COLOGNE, Germany -- America has plenty of political correctness, but nothing like Germany, where political correctness has ruled the culture.
But there are signs things are changing.
Eva Herman was once Germany's face on the nightly news. She was voted Germany's favorite television news anchor in 2003.
But her life and her career took a dramatic turn with the birth of her first child, when she discovered the joy of motherhood.
"I was a typical career woman," Herman said. "I had a baby pretty late in my 30s, and it really changed my perspective on life and turned my world upside down."
She decided to write about the importance of motherhood. With her books "The Eva Principle" and "The Noah's Ark Principle," she became a champion of family values and stay-at-home moms.
That made her a target of Germany's feminists and politically correct media, which began attacking Herman mercilessly.
"A journalist reported that I had praised the Nazis. It wasn't true. I have denounced the Nazis," she told CBN News.
"But the German papers were happy to publish this false accusation, because they didn't like me," she said. "And I was fired from my job."
Virtually all of the Western nations have to deal with some political correctness, but it has been a powerful force in Germany. Publicly expressing the wrong opinion about sex, gender, climate change, or Muslim immigration could get you in trouble.
When it comes to climate change, the German government has jumped on the band wagon, even telling Germans to eat less meat to save the planet.
"When Climategate started, the media actually didn't write anything about it. I mean, if you didn't read English, you didn't know about it," Wolfgang Müller, an economist at the Institute for Free Enterprise in Berlin, said.
Müller said the environment has acted as a substitute religion.
"The Germans are not very religious. And it is a serious statement if you say that our environmentalism is a substitute for religion. I think one can support this in academic study. I'm serious," Müller told CBN News.

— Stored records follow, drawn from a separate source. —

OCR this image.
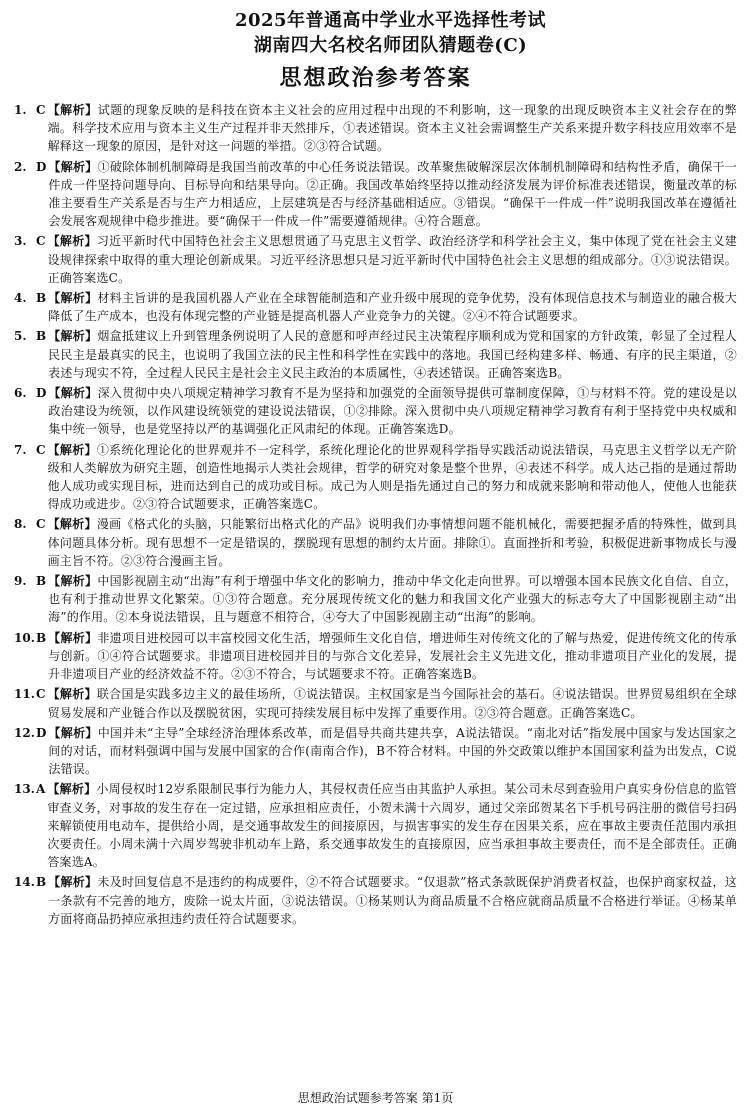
2025年普通高中学业水平选择性考试
湖南四大名校名师团队猜题卷(C)
思想政治参考答案
1. C 【解析】试题的现象反映的是科技在资本主义社会的应用过程中出现的不利影响，这一现象的出现反映资本主义社会存在的弊端。科学技术应用与资本主义生产过程并非天然排斥，①表述错误。资本主义社会需调整生产关系来提升数字科技应用效率不是解释这一现象的原因，是针对这一问题的举措。②③符合试题。
2. D 【解析】①破除体制机制障碍是我国当前改革的中心任务说法错误。改革聚焦破解深层次体制机制障碍和结构性矛盾，确保干一件成一件坚持问题导向、目标导向和结果导向。②正确。我国改革始终坚持以推动经济发展为评价标准表述错误，衡量改革的标准主要看生产关系是否与生产力相适应，上层建筑是否与经济基础相适应。③错误。“确保干一件成一件”说明我国改革在遵循社会发展客观规律中稳步推进。要“确保干一件成一件”需要遵循规律。④符合题意。
3. C 【解析】习近平新时代中国特色社会主义思想贯通了马克思主义哲学、政治经济学和科学社会主义，集中体现了党在社会主义建设规律探索中取得的重大理论创新成果。习近平经济思想只是习近平新时代中国特色社会主义思想的组成部分。①③说法错误。正确答案选C。
4. B 【解析】材料主旨讲的是我国机器人产业在全球智能制造和产业升级中展现的竞争优势，没有体现信息技术与制造业的融合极大降低了生产成本，也没有体现完整的产业链是提高机器人产业竞争力的关键。②④不符合试题要求。
5. B 【解析】烟盒抵建议上升到管理条例说明了人民的意愿和呼声经过民主决策程序顺利成为党和国家的方针政策，彰显了全过程人民民主是最真实的民主，也说明了我国立法的民主性和科学性在实践中的落地。我国已经构建多样、畅通、有序的民主渠道，②表述与现实不符，全过程人民民主是社会主义民主政治的本质属性，④表述错误。正确答案选B。
6. D 【解析】深入贯彻中央八项规定精神学习教育不是为坚持和加强党的全面领导提供可靠制度保障，①与材料不符。党的建设是以政治建设为统领，以作风建设统领党的建设说法错误，①②排除。深入贯彻中央八项规定精神学习教育有利于坚持党中央权威和集中统一领导，也是党坚持以严的基调强化正风肃纪的体现。正确答案选D。
7. C 【解析】①系统化理论化的世界观并不一定科学，系统化理论化的世界观科学指导实践活动说法错误，马克思主义哲学以无产阶级和人类解放为研究主题，创造性地揭示人类社会规律，哲学的研究对象是整个世界，④表述不科学。成人达己指的是通过帮助他人成功或实现目标，进而达到自己的成功或目标。成己为人则是指先通过自己的努力和成就来影响和带动他人，使他人也能获得成功或进步。②③符合试题要求，正确答案选C。
8. C 【解析】漫画《格式化的头脑，只能繁衍出格式化的产品》说明我们办事情想问题不能机械化，需要把握矛盾的特殊性，做到具体问题具体分析。现有思想不一定是错误的，摆脱现有思想的制约太片面。排除①。直面挫折和考验，积极促进新事物成长与漫画主旨不符。②③符合漫画主旨。
9. B 【解析】中国影视剧主动“出海”有利于增强中华文化的影响力，推动中华文化走向世界。可以增强本国本民族文化自信、自立，也有利于推动世界文化繁荣。①③符合题意。充分展现传统文化的魅力和我国文化产业强大的标志夸大了中国影视剧主动“出海”的作用。②本身说法错误，且与题意不相符合，④夸大了中国影视剧主动“出海”的影响。
10. B 【解析】非遗项目进校园可以丰富校园文化生活，增强师生文化自信，增进师生对传统文化的了解与热爱，促进传统文化的传承与创新。①④符合试题要求。非遗项目进校园并目的与弥合文化差异，发展社会主义先进文化，推动非遗项目产业化的发展，提升非遗项目产业的经济效益不符。②③不符合，与试题要求不符。正确答案选B。
11. C 【解析】联合国是实践多边主义的最佳场所，①说法错误。主权国家是当今国际社会的基石。④说法错误。世界贸易组织在全球贸易发展和产业链合作以及摆脱贫困，实现可持续发展目标中发挥了重要作用。②③符合题意。正确答案选C。
12. D 【解析】中国并未“主导”全球经济治理体系改革，而是倡导共商共建共享，A说法错误。“南北对话”指发展中国家与发达国家之间的对话，而材料强调中国与发展中国家的合作(南南合作)，B不符合材料。中国的外交政策以维护本国国家利益为出发点，C说法错误。
13. A 【解析】小周侵权时12岁系限制民事行为能力人，其侵权责任应当由其监护人承担。某公司未尽到查验用户真实身份信息的监管审查义务，对事故的发生存在一定过错，应承担相应责任，小贺未满十六周岁，通过父亲邱贺某名下手机号码注册的微信号扫码来解锁使用电动车，提供给小周，是交通事故发生的间接原因，与损害事实的发生存在因果关系，应在事故主要责任范围内承担次要责任。小周未满十六周岁驾驶非机动车上路，系交通事故发生的直接原因，应当承担事故主要责任，而不是全部责任。正确答案选A。
14. B 【解析】未及时回复信息不是违约的构成要件，②不符合试题要求。“仅退款”格式条款既保护消费者权益，也保护商家权益，这一条款有不完善的地方，废除一说太片面，③说法错误。①杨某则认为商品质量不合格应就商品质量不合格进行举证。④杨某单方面将商品扔掉应承担违约责任符合试题要求。
思想政治试题参考答案 第1页
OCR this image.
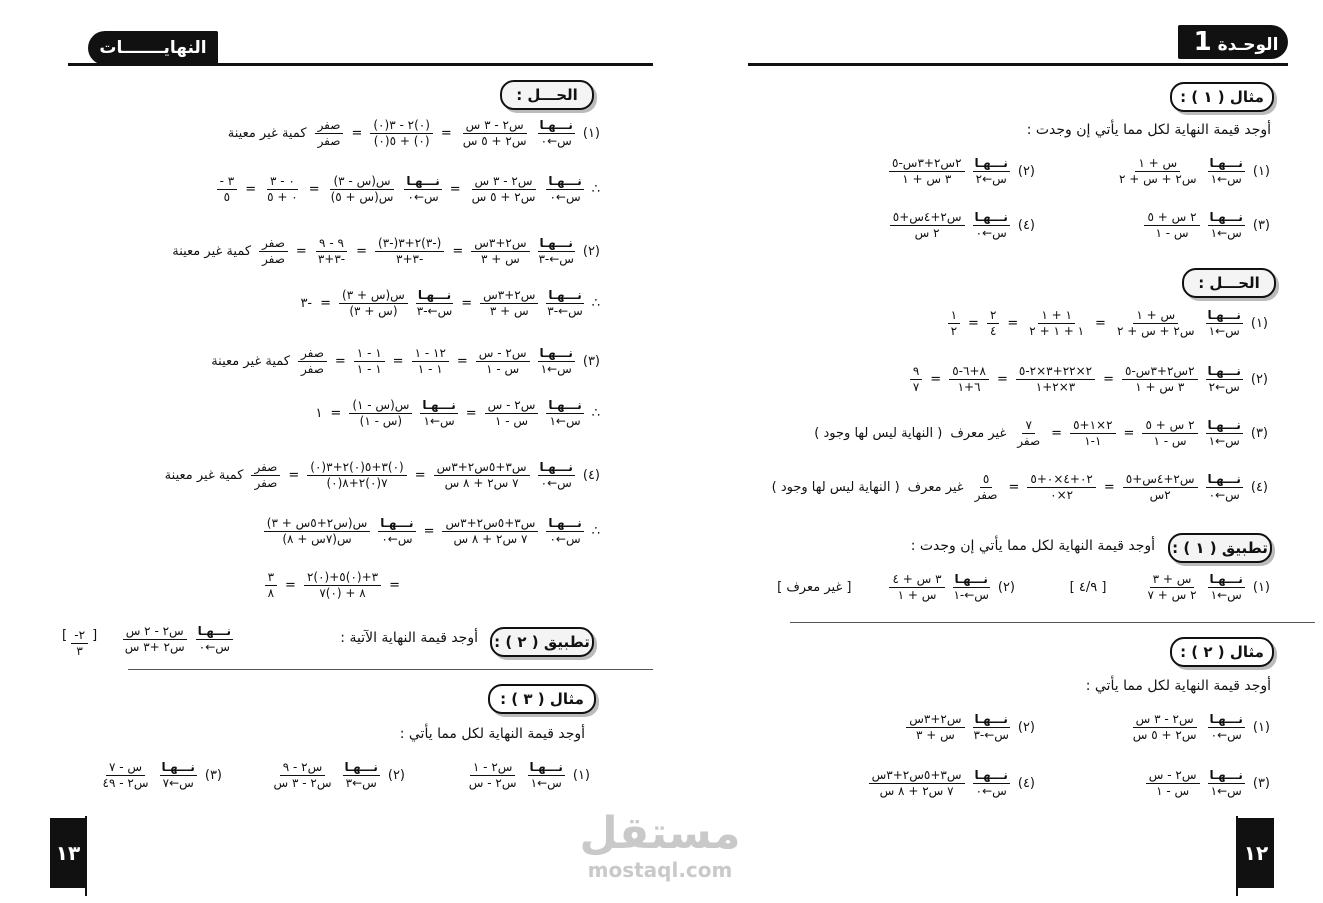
النهايـــــــات
الحـــل :
(١)
نـــهـا
س←٠
س٢ - ٣ س
س٢ + ٥ س
=
(٠)٢ - ٣(٠)
(٠) + ٥(٠)
=
صفر
صفر
كمية غير معينة
∴
نـــهـا
س←٠
س٢ - ٣ س
س٢ + ٥ س
=
نـــهـا
س←٠
س(س - ٣)
س(س + ٥)
=
٠ - ٣
٠ + ٥
=
٣ -
٥
(٢)
نـــهـا
س←-٣
س٢+٣س
س + ٣
=
(-٣)٢+٣(-٣)
-٣+٣
=
٩ - ٩
-٣+٣
=
صفر
صفر
كمية غير معينة
∴
نـــهـا
س←-٣
س٢+٣س
س + ٣
=
نـــهـا
س←-٣
س(س + ٣)
(س + ٣)
=
-٣
(٣)
نـــهـا
س←١
س٢ - س
س - ١
=
١٢ - ١
١ - ١
=
١ - ١
١ - ١
=
صفر
صفر
كمية غير معينة
∴
نـــهـا
س←١
س٢ - س
س - ١
=
نـــهـا
س←١
س(س - ١)
(س - ١)
=
١
(٤)
نـــهـا
س←٠
س٣+٥س٢+٣س
٧ س٢ + ٨ س
=
(٠)٣+٥(٠)٢+٣(٠)
٧(٠)٢+٨(٠)
=
صفر
صفر
كمية غير معينة
∴
نـــهـا
س←٠
س٣+٥س٢+٣س
٧ س٢ + ٨ س
=
نـــهـا
س←٠
س(س٢+٥س + ٣)
س(٧س + ٨)
=
٣+(٠)٥+(٠)٢
٨ + (٠)٧
=
٣
٨
تطبيق ( ٢ ) :
أوجد قيمة النهاية الآتية :
نـــهـا
س←٠
س٢ - ٢ س
س٢ +٣ س
[
٢-
٣
]
مثال ( ٣ ) :
أوجد قيمة النهاية لكل مما يأتي :
(١)
نـــهـا
س←١
س٢ - ١
س٢ - س
(٢)
نـــهـا
س←٣
س٢ - ٩
س٢ - ٣ س
(٣)
نـــهـا
س←٧
س - ٧
س٢ - ٤٩
١٣
1 الوحـدة
مثال ( ١ ) :
أوجد قيمة النهاية لكل مما يأتي إن وجدت :
(١)
نـــهـا
س←١
س + ١
س٢ + س + ٢
(٢)
نـــهـا
س←٢
٢س٢+٣س-٥
٣ س + ١
(٣)
نـــهـا
س←١
٢ س + ٥
س - ١
(٤)
نـــهـا
س←٠
س٢+٤س+٥
٢ س
الحـــل :
(١)
نـــهـا
س←١
س + ١
س٢ + س + ٢
=
١ + ١
١ + ١ + ٢
=
٢
٤
=
١
٢
(٢)
نـــهـا
س←٢
٢س٢+٣س-٥
٣ س + ١
=
٢×٢٢+٣×٢-٥
٣×٢+١
=
٨+٦-٥
٦+١
=
٩
٧
(٣)
نـــهـا
س←١
٢ س + ٥
س - ١
=
٢×١+٥
١-١
=
٧
صفر
غير معرف
( النهاية ليس لها وجود )
(٤)
نـــهـا
س←٠
س٢+٤س+٥
٢س
=
٠٢+٤×٠+٥
٢×٠
=
٥
صفر
غير معرف
( النهاية ليس لها وجود )
تطبيق ( ١ ) :
أوجد قيمة النهاية لكل مما يأتي إن وجدت :
(١)
نـــهـا
س←١
س + ٣
٢ س + ٧
[ ٤/٩ ]
(٢)
نـــهـا
س←-١
٣ س + ٤
س + ١
[ غير معرف ]
مثال ( ٢ ) :
أوجد قيمة النهاية لكل مما يأتي :
(١)
نـــهـا
س←٠
س٢ - ٣ س
س٢ + ٥ س
(٢)
نـــهـا
س←-٣
س٢+٣س
س + ٣
(٣)
نـــهـا
س←١
س٢ - س
س - ١
(٤)
نـــهـا
س←٠
س٣+٥س٢+٣س
٧ س٢ + ٨ س
١٢
مستقل
mostaql.com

Publicly criticizing Islamic immigration has also been risky. When Thilo Sarrazin of Germany's central bank, wrote a book last year about the dangers of unchecked Muslim immigration, the book became a bestseller, but Sarrazin lost his job.
As is the case across Europe, opponents of Islamic immigration are often labeled "racists" and "fascists" by the German Left, especially those who are bold enough to say that Christian civilization is superior to Islam.
In September, the German government began debating whether to put opponents of Islamization, which they label "Islamophobes," under police surveillance.
When American Islamic expert Robert Spencer and others tried to hold a rally this year in Stuttgart for human rights and against the spread of Muslim Sharia law in Germany, he and others on stage were physically threatened by the left.
Their photos were also posted on a website that encouraged Germans to attack them.
Germany today is ruled by baby boomers, a generation they call the "68ers." These former hippies initiated a cultural revolution in Germany in the name of more freedom.
But it also brought intolerance.
Monika Ebeling was an equal rights officer who decided men's rights were as important as women's rights. She started working to help men in divorce cases.
Because of it, she was removed from her job.
"I did nothing wrong. But it is not politically correct in Germany to help men as well as women," she explained.
"And this was the reason I was fired. They said they did not want a man's rights officer, but a women's rights officer," she said.
Ebeling became a lightning rod for Germany's feminists, who believe men are a problem. In her next job, she became a kindergarten principal, and they tried to get her fired again.
"The feminists try to tell us that men have more rights. But its not true. We've reversed the situation where woman now have more rights than men," she said.
But the casualties of political correctness - the Germans who have seen their careers ruined - have helped gradually change the debate in Germany.
Polls show fewer and fewer Germans now believe climate change is a serious problem.
And topics like Muslim immigration and feminism are being vigorously debated. The 68ers are aging and passing from the scene.
Herman said Germany is already changing
"The 68ers are gradually leaving their positions. Those succeeding them are more ambivalent," she explained.
"Many of the young people oppose them and, above all, the people in this country for whom faith is important, are raising their voices again," she said.